Fluorescence properties of novel rare earth complexes using carboxyl-containing polyaryletherketones as macromolecular ligands

The fluorescence properties of a series of rare earth (Re³⁺ = Eu³⁺, Tb³⁺) polymeric complexes (PEK-Re³⁺-HLs) using three high-T_g novel carboxyl-containing polyaryletherketones (PEK) as macromolecular ligands and small molecules (HL) such as 1,10-phenanthroline (Phen), dibenzoylmethane (DBM) and 8-hydroxyquinoline (HQ) as co-ligands were investigated by means of fluorescence excitation and emission spectroscopy as well as fluorescence lifetime measurement methods. Among them, PEK-1-Re³⁺-Phens, in which the Re³⁺ ions were coordinated simultaneously with Phen and PEK-1 containing both carboxyl and bulky isopropyl groups on the polymer backbone, exhibited strong fluorescence intensities, long lifetimes, and good film-formation properties. The smooth films of PEK-1-Eu³⁺-Phen and PEK-1-Tb³⁺-Phen, cast from their DMF solutions, could emit bright red and green light under the UV lamp of 365 nm, respectively, which characteristics are of great significance for their potential applications in the large area display material fields.
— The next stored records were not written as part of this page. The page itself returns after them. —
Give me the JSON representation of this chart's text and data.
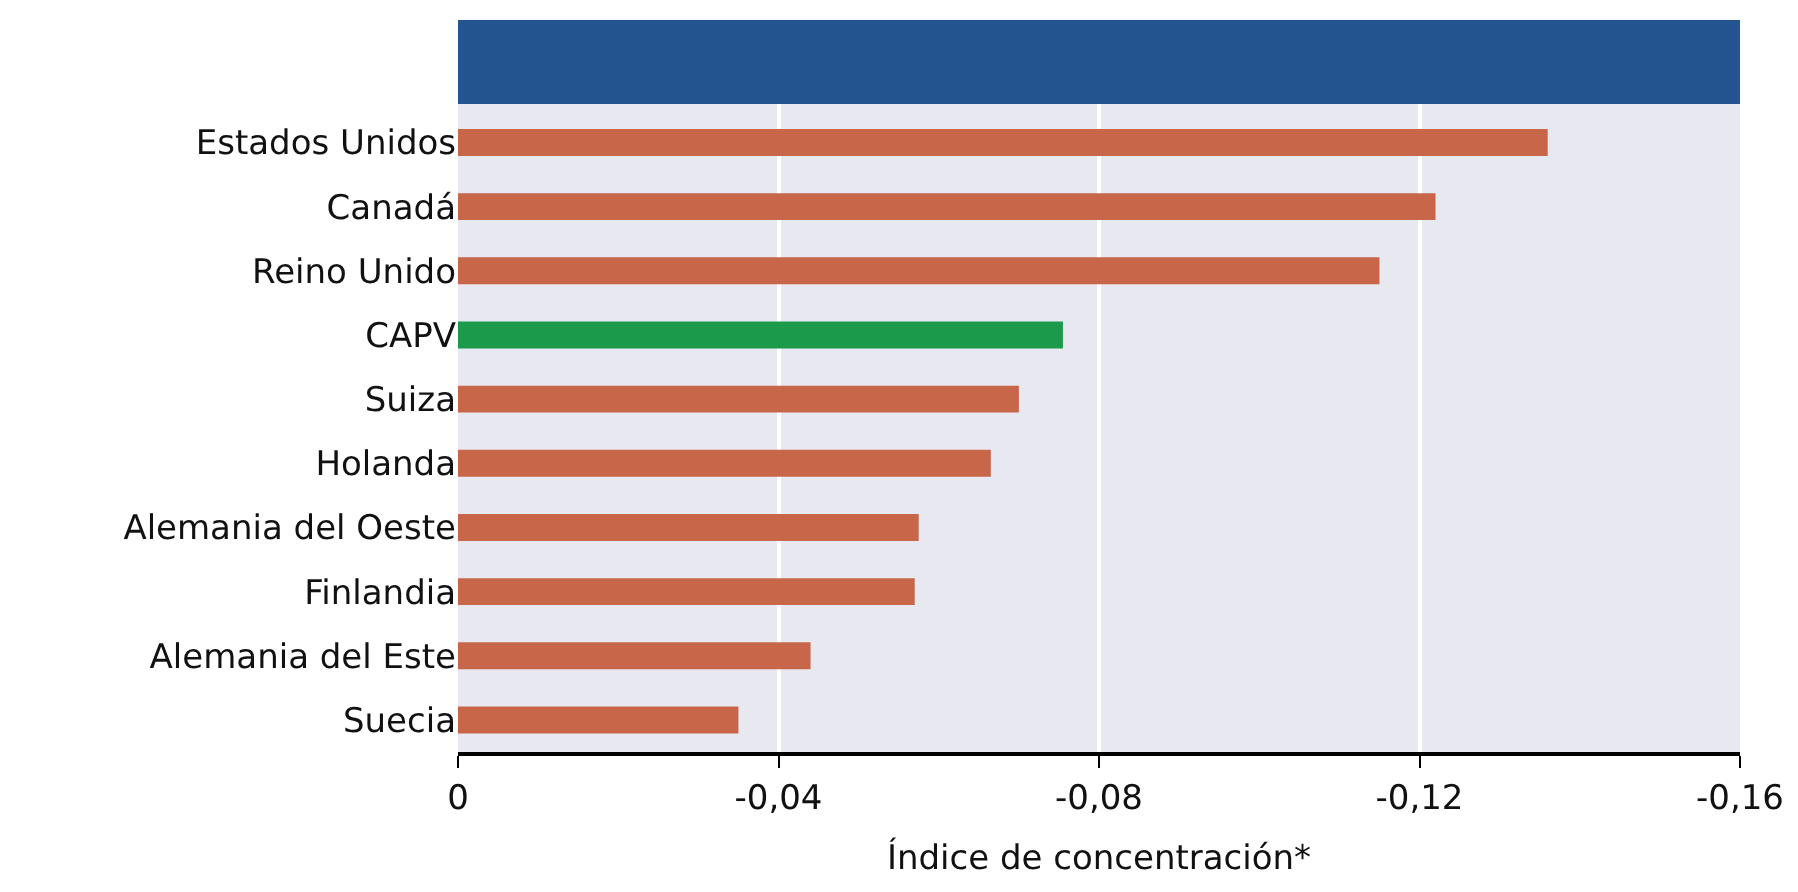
{
  "chart_data": {
    "type": "bar",
    "orientation": "horizontal",
    "xlabel": "Índice de concentración*",
    "categories": [
      "Estados Unidos",
      "Canadá",
      "Reino Unido",
      "CAPV",
      "Suiza",
      "Holanda",
      "Alemania del Oeste",
      "Finlandia",
      "Alemania del Este",
      "Suecia"
    ],
    "values": [
      -0.136,
      -0.122,
      -0.115,
      -0.0755,
      -0.07,
      -0.0665,
      -0.0575,
      -0.057,
      -0.044,
      -0.035
    ],
    "colors": [
      "#c8664a",
      "#c8664a",
      "#c8664a",
      "#1a9a4a",
      "#c8664a",
      "#c8664a",
      "#c8664a",
      "#c8664a",
      "#c8664a",
      "#c8664a"
    ],
    "xlim": [
      0,
      -0.16
    ],
    "xticks": [
      0,
      {
        "value": -0.04,
        "label": "-0,04"
      },
      {
        "value": -0.08,
        "label": "-0,08"
      },
      {
        "value": -0.12,
        "label": "-0,12"
      },
      {
        "value": -0.16,
        "label": "-0,16"
      }
    ],
    "grid": "x"
  }
}
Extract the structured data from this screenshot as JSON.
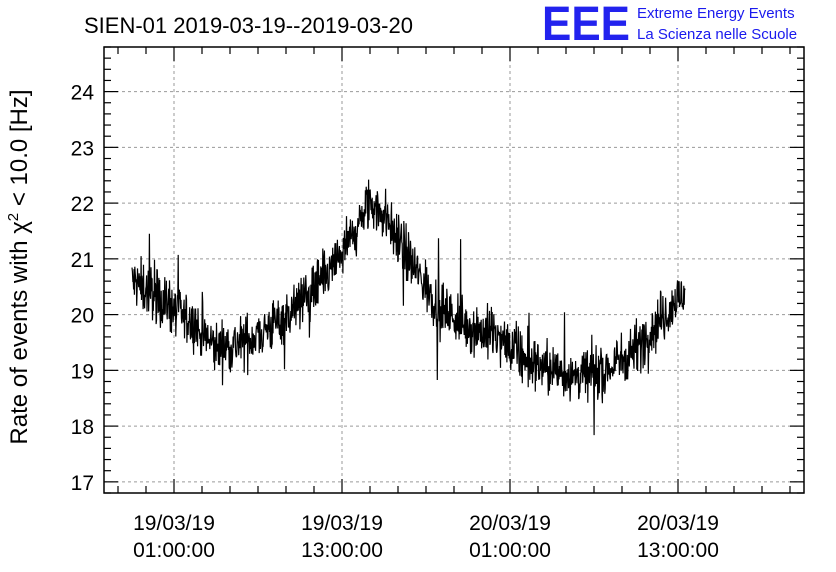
{
  "logo": {
    "mark": "EEE",
    "line1": "Extreme Energy Events",
    "line2": "La Scienza nelle Scuole",
    "color": "#2020ee"
  },
  "chart_data": {
    "type": "line",
    "title": "SIEN-01 2019-03-19--2019-03-20",
    "ylabel_prefix": "Rate of events with ",
    "ylabel_symbol": "χ",
    "ylabel_exponent": "2",
    "ylabel_suffix": " < 10.0 [Hz]",
    "xlabel": "",
    "ylim": [
      16.8,
      24.8
    ],
    "yticks": [
      17,
      18,
      19,
      20,
      21,
      22,
      23,
      24
    ],
    "xlim": [
      "2019-03-18T20:00:00",
      "2019-03-20T22:00:00"
    ],
    "xticks": [
      {
        "t": "2019-03-19T01:00:00",
        "date": "19/03/19",
        "time": "01:00:00"
      },
      {
        "t": "2019-03-19T13:00:00",
        "date": "19/03/19",
        "time": "13:00:00"
      },
      {
        "t": "2019-03-20T01:00:00",
        "date": "20/03/19",
        "time": "01:00:00"
      },
      {
        "t": "2019-03-20T13:00:00",
        "date": "20/03/19",
        "time": "13:00:00"
      }
    ],
    "grid": true,
    "line_color": "#000000",
    "series": [
      {
        "x": [
          "2019-03-18T22:00:00",
          "2019-03-19T00:00:00",
          "2019-03-19T02:00:00",
          "2019-03-19T04:00:00",
          "2019-03-19T06:00:00",
          "2019-03-19T08:00:00",
          "2019-03-19T10:00:00",
          "2019-03-19T12:00:00",
          "2019-03-19T14:00:00",
          "2019-03-19T15:00:00",
          "2019-03-19T16:00:00",
          "2019-03-19T18:00:00",
          "2019-03-19T20:00:00",
          "2019-03-19T22:00:00",
          "2019-03-20T00:00:00",
          "2019-03-20T02:00:00",
          "2019-03-20T04:00:00",
          "2019-03-20T06:00:00",
          "2019-03-20T08:00:00",
          "2019-03-20T10:00:00",
          "2019-03-20T12:00:00",
          "2019-03-20T13:30:00"
        ],
        "y": [
          20.6,
          20.3,
          19.9,
          19.4,
          19.5,
          19.8,
          20.2,
          20.7,
          21.5,
          22.0,
          21.8,
          20.9,
          20.1,
          19.8,
          19.6,
          19.2,
          19.0,
          18.9,
          19.0,
          19.4,
          20.0,
          20.4
        ]
      }
    ]
  }
}
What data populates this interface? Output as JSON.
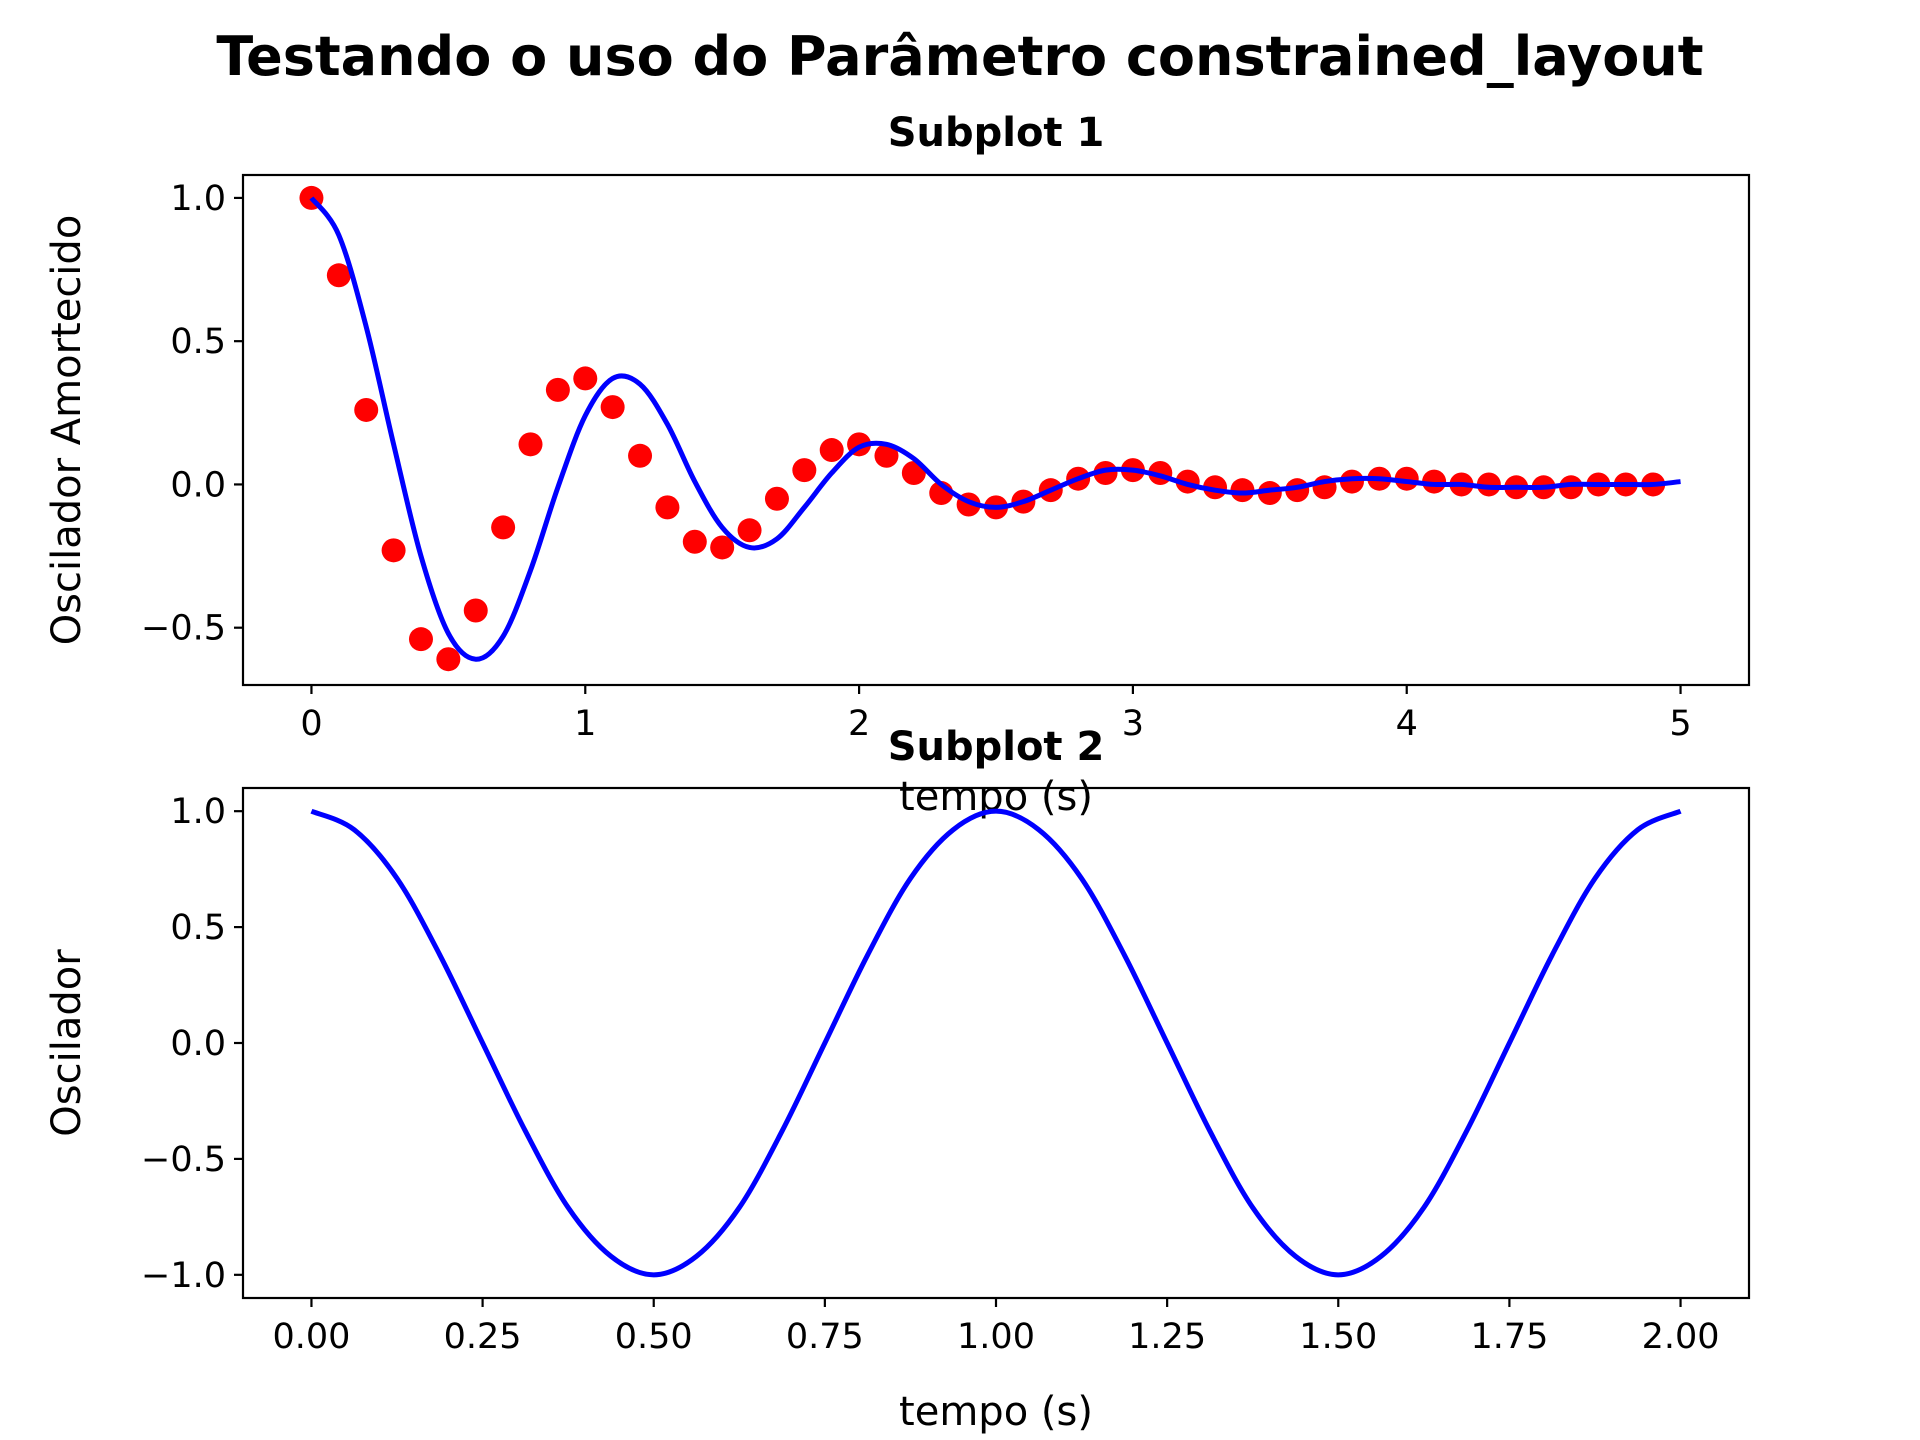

The excellent fluorescence properties of complexes in this study were attributed to the synergistic effects of PEK-1 ligand and Phen co-ligand. Especially, the rigid twisted structure and the bulky isopropyl substituents on PEK-1 backbone forced the coordinated rare earth ion moieties apart, and thus the probability of non-radiative decay rate of Re³⁺ ions at the excited levels were decreased to a large extent.